I fell asleep instantly on the plane in which I was fleeing the island lest Donald Trump came to Clare to build his other wall in Doonbeg around his golf resort there.

When I awoke after two or three hours, dammit if I did not think there had been some time zone error and I was just down the road from home in Killarney on a fine summer day.

It was the jarveys with their smiling faces and horses waiting patiently inside the shafts of the jaunting cars which created that first impression, of course. And the sparkling lakes of silvery water, the clear air, the dramatically soaring mountains and forests.

And the atmosphere about everywhere of craic and relaxation and homeliness. That is what did it.

In geographic fact I was actually in Portugal for the first time. I had reached the intriguing small town of Sintra about a 40 minute drive from Lisbon Airport.

We would relax there for a week and, lads, though it breaks my heart to admit this truth, across the scale of tourism, we here in the Emerald Isle -- even in Killarney -- fall far behind the qualities of this largely unsung jewel of Portugal. It hurts me to admit that but it is the raw truth.

I never saw a drop of rain during the week. The sun never stopped shining, but there was a balmy breeze from the nearby ocean to keep things comfortable even for an Irishman with spindly white legs in shorts and a balding spot atop which I quickly covered up anyway with a cap constructed entirely of cork.

More than that, and a crucial factor for all of us, the prices of everything a tourist needs in Sintra are incredibly cheap by Irish and, I think, American standards.

This Brexit business has clouded the global financial situation but, believe me, either the euro or the dollar go much further in Sintra than at home. We found that a good meal for two, wine and trimmings, cost between €15 and €20, and that is half the cost we are used to.

Your jarvey would nearly bring you back home for the cost of a jaunt around the Lakes and Muckross. An expressio costs mere cents, the typical pack of cigarettes (€11 in Ireland) less than €3, a glass of good Portuguese wine little more than one of the five euros you typically pay here.

But holiday costings are only one element of the equation. I know it can be boring stuff to read about others' travels, but truth is that I am driven to warmly recommend a Sintra break to any of you in Europe soon for a whole host of other reasons too.
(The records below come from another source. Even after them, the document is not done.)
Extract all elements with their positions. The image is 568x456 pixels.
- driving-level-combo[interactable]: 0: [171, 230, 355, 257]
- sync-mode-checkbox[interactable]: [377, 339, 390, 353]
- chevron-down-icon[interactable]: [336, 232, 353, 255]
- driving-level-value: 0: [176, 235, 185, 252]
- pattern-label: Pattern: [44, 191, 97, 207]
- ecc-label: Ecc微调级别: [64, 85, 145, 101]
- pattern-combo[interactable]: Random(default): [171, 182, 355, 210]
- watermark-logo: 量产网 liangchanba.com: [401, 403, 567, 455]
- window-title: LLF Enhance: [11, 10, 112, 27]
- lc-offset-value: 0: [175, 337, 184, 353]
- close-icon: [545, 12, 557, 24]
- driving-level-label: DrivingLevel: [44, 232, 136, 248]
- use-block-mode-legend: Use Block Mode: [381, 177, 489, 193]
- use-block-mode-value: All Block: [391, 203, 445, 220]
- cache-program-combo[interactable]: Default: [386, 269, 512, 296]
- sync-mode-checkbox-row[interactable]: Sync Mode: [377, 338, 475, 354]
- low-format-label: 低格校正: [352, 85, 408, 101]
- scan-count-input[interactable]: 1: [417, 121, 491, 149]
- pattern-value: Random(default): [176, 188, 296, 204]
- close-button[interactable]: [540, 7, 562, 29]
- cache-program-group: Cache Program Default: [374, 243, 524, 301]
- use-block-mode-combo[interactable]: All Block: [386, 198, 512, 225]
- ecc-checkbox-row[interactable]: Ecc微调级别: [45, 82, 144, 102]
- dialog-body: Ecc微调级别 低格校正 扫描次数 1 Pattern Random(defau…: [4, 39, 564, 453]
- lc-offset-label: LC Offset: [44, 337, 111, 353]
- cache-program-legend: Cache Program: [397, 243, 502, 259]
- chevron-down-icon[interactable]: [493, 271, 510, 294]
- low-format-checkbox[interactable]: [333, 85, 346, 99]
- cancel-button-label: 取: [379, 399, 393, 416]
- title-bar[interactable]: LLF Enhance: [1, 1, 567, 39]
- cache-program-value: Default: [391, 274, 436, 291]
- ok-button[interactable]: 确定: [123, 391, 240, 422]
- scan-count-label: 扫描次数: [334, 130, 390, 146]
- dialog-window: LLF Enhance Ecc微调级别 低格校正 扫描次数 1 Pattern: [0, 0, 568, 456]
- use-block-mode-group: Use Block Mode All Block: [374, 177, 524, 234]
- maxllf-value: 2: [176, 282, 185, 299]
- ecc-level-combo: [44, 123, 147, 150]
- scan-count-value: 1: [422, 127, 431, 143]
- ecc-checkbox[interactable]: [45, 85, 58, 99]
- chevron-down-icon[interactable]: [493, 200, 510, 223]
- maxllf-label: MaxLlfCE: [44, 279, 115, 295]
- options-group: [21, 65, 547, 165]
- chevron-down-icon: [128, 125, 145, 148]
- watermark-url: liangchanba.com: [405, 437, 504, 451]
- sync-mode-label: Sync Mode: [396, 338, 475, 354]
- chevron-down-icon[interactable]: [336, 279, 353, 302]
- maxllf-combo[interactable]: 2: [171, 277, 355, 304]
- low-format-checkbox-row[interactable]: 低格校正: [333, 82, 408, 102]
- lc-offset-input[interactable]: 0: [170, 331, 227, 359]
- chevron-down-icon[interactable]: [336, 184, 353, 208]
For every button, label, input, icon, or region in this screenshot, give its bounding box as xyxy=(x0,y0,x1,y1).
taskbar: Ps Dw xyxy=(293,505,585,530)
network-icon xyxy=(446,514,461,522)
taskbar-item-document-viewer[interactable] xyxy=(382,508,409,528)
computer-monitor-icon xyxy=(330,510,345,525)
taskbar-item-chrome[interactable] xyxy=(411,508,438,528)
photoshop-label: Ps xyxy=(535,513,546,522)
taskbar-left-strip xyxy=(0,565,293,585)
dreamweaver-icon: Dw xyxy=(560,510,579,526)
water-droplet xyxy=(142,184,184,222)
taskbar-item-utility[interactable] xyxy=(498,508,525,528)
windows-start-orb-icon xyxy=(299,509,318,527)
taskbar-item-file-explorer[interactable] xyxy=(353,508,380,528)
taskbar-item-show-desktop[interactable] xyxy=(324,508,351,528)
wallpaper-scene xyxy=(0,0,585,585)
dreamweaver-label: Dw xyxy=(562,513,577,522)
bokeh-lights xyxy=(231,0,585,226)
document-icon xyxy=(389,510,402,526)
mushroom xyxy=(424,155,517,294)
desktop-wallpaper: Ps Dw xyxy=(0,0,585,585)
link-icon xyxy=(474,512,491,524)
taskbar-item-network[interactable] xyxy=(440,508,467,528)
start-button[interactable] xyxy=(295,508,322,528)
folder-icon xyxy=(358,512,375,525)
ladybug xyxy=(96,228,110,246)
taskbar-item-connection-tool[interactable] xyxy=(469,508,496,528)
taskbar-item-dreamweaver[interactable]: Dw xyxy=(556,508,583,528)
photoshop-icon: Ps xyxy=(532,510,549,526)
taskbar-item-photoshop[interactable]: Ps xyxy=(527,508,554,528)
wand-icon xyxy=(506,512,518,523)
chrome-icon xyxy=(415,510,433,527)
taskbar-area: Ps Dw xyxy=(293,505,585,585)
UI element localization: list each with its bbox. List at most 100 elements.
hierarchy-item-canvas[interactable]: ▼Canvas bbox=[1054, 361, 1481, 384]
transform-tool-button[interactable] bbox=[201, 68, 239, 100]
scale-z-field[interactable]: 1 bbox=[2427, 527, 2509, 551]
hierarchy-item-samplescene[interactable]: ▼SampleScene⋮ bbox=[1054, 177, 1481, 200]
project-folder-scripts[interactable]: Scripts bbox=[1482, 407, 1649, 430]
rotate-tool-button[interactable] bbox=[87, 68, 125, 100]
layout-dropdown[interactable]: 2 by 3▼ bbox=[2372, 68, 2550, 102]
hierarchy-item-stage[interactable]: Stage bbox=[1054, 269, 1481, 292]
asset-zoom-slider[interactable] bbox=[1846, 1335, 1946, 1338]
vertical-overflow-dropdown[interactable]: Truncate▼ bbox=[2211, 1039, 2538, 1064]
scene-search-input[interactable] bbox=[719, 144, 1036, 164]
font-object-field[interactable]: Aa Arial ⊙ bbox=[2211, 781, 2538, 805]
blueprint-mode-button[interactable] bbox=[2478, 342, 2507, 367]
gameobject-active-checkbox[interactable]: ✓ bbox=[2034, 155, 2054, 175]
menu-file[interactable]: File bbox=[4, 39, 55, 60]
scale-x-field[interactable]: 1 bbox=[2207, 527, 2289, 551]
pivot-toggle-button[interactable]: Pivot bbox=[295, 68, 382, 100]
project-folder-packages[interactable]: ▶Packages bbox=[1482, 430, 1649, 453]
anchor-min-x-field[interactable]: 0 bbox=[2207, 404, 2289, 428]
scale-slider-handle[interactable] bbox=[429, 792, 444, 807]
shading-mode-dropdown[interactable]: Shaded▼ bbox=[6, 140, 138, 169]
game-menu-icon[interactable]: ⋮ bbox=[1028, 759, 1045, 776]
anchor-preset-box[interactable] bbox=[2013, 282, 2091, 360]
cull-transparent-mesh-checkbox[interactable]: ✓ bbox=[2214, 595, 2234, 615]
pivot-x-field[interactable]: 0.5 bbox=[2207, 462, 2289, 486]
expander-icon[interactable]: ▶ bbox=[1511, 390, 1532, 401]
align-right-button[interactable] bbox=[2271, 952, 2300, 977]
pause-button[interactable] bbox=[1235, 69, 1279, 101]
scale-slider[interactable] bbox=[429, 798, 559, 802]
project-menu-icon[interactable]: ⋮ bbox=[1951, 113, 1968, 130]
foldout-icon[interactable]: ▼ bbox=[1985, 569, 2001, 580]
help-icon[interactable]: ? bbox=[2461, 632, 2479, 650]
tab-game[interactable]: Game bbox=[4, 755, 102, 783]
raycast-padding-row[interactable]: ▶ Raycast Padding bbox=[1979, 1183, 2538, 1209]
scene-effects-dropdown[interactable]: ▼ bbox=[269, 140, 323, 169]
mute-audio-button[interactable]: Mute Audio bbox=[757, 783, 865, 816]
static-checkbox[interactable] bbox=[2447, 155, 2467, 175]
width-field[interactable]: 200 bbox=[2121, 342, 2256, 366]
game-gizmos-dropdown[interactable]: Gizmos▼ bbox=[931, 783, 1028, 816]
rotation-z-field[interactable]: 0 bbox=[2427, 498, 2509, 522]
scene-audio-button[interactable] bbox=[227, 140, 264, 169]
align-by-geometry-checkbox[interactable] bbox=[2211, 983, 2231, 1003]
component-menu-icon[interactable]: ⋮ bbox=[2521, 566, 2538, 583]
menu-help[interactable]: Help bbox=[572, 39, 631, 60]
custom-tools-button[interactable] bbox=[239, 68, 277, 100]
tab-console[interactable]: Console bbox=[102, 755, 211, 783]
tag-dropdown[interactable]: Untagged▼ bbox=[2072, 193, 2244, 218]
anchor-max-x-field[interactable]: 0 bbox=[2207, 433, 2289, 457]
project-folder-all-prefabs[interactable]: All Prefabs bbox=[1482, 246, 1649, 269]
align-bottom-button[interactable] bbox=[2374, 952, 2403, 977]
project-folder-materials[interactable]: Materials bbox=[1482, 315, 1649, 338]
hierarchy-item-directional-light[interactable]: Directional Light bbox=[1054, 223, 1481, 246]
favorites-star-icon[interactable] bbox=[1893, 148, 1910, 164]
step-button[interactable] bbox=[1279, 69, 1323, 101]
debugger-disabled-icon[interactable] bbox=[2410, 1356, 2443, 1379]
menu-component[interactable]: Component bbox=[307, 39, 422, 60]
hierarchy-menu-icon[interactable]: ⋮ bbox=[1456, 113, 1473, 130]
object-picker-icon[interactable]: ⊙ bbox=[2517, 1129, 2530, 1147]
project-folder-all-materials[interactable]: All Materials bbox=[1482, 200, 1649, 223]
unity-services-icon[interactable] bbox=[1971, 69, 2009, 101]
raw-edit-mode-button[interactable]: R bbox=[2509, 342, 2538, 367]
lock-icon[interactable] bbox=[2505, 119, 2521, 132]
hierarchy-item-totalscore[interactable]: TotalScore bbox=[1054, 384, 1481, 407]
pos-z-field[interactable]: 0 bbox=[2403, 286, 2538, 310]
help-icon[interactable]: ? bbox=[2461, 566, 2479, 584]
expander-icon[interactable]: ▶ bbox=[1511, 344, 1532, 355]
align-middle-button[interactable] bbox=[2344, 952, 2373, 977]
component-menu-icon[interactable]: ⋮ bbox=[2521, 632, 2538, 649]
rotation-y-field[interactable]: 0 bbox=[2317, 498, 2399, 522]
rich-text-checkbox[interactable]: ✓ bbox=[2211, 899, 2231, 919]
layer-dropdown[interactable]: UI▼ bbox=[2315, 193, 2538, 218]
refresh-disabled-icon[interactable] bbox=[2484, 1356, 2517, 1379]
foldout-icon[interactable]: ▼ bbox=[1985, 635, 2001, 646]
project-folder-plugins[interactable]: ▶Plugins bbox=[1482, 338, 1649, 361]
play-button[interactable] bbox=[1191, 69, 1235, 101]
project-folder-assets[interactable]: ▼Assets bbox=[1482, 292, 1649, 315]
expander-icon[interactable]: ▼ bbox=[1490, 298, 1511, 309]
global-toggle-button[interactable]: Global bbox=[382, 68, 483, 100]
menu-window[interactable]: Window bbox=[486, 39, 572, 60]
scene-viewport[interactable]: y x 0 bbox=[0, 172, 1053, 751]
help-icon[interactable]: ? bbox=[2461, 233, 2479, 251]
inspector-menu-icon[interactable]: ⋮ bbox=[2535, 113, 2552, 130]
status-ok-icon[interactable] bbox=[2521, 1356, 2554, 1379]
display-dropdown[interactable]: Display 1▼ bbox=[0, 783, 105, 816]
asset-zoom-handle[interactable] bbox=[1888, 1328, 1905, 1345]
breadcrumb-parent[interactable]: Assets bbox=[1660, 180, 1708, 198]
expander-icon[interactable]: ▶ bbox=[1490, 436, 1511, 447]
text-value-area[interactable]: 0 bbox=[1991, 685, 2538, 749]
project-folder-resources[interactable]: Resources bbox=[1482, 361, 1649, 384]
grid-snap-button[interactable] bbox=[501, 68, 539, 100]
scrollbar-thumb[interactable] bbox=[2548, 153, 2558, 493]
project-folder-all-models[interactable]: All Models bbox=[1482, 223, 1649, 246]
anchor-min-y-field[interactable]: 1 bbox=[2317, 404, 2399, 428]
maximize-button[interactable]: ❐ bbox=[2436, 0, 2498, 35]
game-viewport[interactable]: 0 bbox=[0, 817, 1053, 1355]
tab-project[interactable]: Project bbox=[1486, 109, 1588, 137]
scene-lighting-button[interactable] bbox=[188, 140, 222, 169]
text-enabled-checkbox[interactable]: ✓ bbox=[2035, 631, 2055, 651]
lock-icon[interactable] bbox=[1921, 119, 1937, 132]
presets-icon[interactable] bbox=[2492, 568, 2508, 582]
The people have a version of the Cead Mile Failte which is as hearty and earthy as ours and yours. Most have better English than I possess, certainly in the services sector. Tourism is the main industry here and they service it to the hilt.

Above all, in more ways than one, a huge and ancient Moorish Castle dominates the skyline high above the town. It was constructed, eons ago, by the ancestors of those Donald Trump wishes to ban from the U.S. and, floodlit at night, is truly awesome.

I stayed in the third-generation Hotel Nova Sintra and, again, cannot praise the standards and staff more highly. (I know this is beginning to look like a PR piece for Sintra but it is not that at all. It is good advice from a precourser of any trip you might be considering).

There is a terrace in front of the hotel where one sits late at night looking up at the Moorish Castle and nearby hilltop palaces of past royalty, and that view takes away the talk from even a bletherskite like me.

And the craic. Mighty altogether.

I saw Ireland beat Italy in a family cafe in the town center. I instantly celebrated by standing up and singing "Danny Boy" very loudly, and the wine came flowing in our direction immediately and there was loud applause.

If I still had an unmarried son I would have brought home for him the vivacious tour guide Rita Lebre who was special and whom I hugged three times daily in the presence of my wife. Her colleague Vitor Hermenegaldo was good craic too, and they slandered and libeled our coach driver Nuno Correia unendingly and very funnily altogether.

From all the foregoing ye will see that I enjoyed Sintra to the hilt, will return next year and maybe meet some of you there and, finally, I wish to thank Donald Trump for, however unwittingly, sending me out of Clare by threatening a visit.